An important argument in favour of urban intensification — increased population density in central neighbourhoods — is that it generates higher demand for amenities and services, and more people to pay for them. Intensification should, in theory, bring improved transit and public health services, better-equipped community centres, and new sports and recreation facilities like arenas, pools, playing fields, and tennis and basketball courts.
But Capital Ward residents know we can’t count on population density to leverage more or better recreational amenities. Rather, we’re losing many traditional spaces to development and more people are competing to use what remains of existing facilities in increasingly space-challenged neighbourhoods.

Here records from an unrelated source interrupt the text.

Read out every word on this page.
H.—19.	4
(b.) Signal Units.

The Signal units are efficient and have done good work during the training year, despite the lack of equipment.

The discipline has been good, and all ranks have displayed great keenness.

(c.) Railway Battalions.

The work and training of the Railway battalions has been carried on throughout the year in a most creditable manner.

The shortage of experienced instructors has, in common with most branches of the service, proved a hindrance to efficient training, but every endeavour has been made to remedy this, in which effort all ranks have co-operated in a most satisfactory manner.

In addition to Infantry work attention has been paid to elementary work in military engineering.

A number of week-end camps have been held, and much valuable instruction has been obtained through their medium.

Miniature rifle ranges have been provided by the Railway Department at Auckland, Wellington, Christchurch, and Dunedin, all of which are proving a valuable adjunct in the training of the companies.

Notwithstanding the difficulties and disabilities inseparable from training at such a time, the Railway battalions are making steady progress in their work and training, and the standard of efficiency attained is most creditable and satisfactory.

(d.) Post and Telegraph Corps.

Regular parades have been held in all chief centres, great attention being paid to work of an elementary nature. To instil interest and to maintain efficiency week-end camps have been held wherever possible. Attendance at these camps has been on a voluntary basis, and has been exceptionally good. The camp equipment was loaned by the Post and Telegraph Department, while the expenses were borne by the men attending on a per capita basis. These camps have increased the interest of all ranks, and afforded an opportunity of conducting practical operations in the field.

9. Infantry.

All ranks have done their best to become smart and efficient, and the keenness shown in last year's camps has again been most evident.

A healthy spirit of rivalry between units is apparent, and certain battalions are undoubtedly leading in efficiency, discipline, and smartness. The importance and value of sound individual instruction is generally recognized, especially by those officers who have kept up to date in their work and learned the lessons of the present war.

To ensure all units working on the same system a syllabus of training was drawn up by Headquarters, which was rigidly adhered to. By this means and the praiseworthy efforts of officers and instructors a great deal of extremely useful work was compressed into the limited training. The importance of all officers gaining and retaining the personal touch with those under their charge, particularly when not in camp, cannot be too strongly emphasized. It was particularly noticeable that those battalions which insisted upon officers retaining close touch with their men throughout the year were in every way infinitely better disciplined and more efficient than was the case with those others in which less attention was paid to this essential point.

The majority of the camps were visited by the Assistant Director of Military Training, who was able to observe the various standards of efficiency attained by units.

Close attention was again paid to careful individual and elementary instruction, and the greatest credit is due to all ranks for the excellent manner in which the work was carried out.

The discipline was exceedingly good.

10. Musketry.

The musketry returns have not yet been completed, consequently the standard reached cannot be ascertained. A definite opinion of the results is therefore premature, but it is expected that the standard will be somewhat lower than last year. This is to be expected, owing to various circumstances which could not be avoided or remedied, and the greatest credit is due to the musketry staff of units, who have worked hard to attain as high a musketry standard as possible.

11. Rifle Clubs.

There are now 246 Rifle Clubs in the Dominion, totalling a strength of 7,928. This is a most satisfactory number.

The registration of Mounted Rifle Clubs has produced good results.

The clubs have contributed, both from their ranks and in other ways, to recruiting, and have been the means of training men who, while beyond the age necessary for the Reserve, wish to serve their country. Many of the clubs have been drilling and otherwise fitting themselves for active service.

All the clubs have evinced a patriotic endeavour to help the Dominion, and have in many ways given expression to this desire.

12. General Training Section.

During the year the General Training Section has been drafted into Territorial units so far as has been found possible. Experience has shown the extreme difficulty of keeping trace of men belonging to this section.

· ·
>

In the past decade, instead of getting new, larger community centres, Old Ottawa South, the Glebe and Old Ottawa East have had to fight to hang on to and/or renovate old ones. Creative design generated more room in the modernized Old Firehall, but it’s not enough to meet demand. Heron Park, in the south end of our ward, continues to scrape by with a field house better described as a 50-year-old concrete bunker. This lack of functional space severely limits the possibilities for the programming and community meetings that are essential to a healthy neighbourhood.
As for open green space for organized games of ultimate, spontaneous soccer matches and community picnics, Old Ottawa South is reasonably well served. But Glebe residents have very limited options, and those in Old Ottawa East are about to see part of the heavily used open space at 160 Lees (actually part of the proposed Alta Vista Transportation Corridor) turned into a temporary parking lot to accommodate LRT construction.